Toute disposition contraire, portant notamment sur un transfert de biens ou droits du débiteur non encore nés à la date du jugement d’ouverture, est inapplicable à compter du jour du prononcé du jugement d’ouverture.
Toutefois, l’accroissement de l’assiette peut valablement résulter d’une cession de créance prévue à l’article L. 313-23 du code monétaire et financier lorsqu’elle est intervenue en exécution d’un contrat-cadre conclu antérieurement à l’ouverture de la procédure. Cet accroissement peut également résulter d’une disposition contraire du présent livre ou d’une dérogation expresse à son application prévue par le code monétaire et financier ou le code des assurances ".

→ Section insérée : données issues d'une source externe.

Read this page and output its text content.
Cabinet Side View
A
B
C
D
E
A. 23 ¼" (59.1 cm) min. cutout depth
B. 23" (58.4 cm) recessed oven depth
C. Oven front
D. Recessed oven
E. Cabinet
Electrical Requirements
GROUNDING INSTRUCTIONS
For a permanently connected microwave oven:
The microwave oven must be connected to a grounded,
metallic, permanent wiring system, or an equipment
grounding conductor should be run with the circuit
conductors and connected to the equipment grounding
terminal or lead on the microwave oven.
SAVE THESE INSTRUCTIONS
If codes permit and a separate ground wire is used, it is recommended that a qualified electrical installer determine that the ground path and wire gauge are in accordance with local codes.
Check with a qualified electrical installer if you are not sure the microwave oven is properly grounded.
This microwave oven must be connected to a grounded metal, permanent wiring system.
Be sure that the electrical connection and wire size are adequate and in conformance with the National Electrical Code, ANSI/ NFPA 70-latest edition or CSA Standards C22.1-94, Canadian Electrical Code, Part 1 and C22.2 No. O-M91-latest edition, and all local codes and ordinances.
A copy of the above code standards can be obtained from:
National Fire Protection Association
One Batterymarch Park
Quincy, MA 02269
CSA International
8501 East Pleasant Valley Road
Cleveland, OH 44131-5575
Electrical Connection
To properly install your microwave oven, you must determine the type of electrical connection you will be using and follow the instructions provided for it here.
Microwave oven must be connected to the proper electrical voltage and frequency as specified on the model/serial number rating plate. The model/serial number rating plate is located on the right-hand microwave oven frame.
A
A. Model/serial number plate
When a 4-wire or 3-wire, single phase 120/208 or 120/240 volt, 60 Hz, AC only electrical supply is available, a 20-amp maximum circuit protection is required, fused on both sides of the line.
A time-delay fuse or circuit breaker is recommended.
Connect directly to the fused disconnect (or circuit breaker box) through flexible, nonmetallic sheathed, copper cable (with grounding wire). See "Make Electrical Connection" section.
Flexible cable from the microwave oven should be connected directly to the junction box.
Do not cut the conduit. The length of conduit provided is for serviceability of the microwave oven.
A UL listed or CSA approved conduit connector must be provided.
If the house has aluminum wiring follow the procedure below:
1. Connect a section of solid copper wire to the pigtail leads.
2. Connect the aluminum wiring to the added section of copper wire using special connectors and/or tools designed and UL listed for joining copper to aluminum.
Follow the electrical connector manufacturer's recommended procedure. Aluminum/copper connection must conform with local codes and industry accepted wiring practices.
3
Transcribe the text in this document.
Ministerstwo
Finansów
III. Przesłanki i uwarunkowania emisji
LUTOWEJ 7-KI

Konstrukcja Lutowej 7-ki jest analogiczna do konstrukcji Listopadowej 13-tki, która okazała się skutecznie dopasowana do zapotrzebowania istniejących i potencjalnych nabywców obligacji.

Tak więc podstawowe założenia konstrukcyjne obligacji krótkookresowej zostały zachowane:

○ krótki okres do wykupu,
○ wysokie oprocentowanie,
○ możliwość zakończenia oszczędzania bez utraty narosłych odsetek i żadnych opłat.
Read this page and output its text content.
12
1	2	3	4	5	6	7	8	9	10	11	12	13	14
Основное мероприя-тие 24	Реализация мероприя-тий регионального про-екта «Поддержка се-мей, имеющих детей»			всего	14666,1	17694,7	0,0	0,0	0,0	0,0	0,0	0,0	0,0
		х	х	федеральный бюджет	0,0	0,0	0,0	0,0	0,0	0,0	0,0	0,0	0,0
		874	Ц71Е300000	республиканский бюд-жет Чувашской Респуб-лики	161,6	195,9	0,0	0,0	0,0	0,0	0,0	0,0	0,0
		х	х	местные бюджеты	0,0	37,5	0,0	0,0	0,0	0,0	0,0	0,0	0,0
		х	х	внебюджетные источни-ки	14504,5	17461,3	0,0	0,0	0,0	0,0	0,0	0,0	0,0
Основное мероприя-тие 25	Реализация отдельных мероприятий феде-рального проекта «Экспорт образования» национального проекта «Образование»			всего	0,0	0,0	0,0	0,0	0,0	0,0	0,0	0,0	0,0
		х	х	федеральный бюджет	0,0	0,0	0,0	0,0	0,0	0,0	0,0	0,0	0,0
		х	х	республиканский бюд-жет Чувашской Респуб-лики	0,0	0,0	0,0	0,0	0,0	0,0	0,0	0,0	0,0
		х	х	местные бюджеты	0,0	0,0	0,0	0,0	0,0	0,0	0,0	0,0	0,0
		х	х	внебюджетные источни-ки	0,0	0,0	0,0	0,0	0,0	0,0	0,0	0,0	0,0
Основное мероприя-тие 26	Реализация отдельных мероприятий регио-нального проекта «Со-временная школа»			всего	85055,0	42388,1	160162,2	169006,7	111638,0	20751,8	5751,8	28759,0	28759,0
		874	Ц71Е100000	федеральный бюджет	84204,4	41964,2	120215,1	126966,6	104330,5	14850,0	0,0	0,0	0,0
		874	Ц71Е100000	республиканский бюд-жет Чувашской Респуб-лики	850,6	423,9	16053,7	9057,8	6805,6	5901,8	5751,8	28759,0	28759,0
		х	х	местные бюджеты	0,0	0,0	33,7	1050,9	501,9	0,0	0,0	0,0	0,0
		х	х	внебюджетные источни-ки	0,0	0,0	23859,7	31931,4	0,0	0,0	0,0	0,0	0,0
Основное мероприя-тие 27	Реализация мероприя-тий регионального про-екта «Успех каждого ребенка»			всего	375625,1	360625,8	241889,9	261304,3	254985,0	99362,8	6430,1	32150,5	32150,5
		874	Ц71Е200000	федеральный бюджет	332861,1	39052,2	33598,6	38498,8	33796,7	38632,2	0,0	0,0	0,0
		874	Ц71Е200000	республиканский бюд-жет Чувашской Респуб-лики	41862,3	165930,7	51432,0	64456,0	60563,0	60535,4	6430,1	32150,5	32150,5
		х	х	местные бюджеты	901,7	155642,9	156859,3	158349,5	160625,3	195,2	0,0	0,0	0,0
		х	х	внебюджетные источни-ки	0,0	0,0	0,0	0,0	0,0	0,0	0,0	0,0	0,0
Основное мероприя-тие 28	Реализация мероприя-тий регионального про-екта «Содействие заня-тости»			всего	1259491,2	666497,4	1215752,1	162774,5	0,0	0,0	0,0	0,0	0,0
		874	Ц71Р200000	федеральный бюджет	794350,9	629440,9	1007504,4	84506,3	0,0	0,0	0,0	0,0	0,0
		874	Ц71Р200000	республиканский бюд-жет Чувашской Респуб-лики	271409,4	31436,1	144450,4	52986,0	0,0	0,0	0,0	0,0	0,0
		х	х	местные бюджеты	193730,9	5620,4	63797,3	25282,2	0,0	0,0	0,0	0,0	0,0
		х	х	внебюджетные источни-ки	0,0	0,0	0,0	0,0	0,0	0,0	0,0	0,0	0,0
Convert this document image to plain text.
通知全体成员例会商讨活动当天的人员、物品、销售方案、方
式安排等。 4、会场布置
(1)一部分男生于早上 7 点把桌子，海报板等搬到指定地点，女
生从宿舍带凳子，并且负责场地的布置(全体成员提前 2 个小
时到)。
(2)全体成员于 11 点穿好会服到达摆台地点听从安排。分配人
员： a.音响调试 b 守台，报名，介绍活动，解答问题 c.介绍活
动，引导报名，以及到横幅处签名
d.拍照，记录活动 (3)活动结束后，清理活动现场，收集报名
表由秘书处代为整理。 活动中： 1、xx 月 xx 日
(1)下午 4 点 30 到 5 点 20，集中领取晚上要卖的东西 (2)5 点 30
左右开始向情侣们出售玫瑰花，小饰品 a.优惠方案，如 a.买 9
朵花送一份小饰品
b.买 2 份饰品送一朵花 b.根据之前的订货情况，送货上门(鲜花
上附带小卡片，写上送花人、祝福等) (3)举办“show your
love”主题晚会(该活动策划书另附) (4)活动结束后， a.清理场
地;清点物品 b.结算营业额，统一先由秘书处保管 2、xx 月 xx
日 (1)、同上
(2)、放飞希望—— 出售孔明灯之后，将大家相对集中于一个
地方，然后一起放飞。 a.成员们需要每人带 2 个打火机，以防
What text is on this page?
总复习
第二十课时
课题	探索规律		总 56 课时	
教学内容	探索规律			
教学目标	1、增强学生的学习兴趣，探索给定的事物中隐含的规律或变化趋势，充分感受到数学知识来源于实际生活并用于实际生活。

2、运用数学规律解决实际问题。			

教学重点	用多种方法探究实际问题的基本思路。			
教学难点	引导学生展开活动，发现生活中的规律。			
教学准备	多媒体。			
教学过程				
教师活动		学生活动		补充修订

En l’espèce, par jugement rendu le 1er septembre 2025, le tribunal des affaires économiques de Paris a placé la société MAISON MINELLI en procédure de sauvegarde.
Dès lors, la demande en résiliation de bail et en paiement des loyers impayés formulée par la SCI LYON 2 est irrecevable.
Les dépens seront laissés à la charge de la SCI LYON 2.
La demande formulée au titre de l’article 700 du code de procédure civile sera rejetée.
PAR CES MOTIFS :
Nous, Erick MAGNIER, Juge des référés, assisté de Madame Florence FENAUTRIGUES Greffière, statuant publiquement, par ordonnance contradictoire, en premier ressort,
DECLARONS la SCI LYON 2 irrecevable en ses demandes ;
REJETONS la demande fondée sur l’article 700 du code de procédure civile ;
CONDAMNONS la SCI LYON 2 aux dépens ;
Ainsi jugé et prononcé à [Localité 11] par mise à disposition au greffe le 24 décembre 2025.
En foi de quoi la présente ordonnance a été signée par le juge des référés et par la Greffière.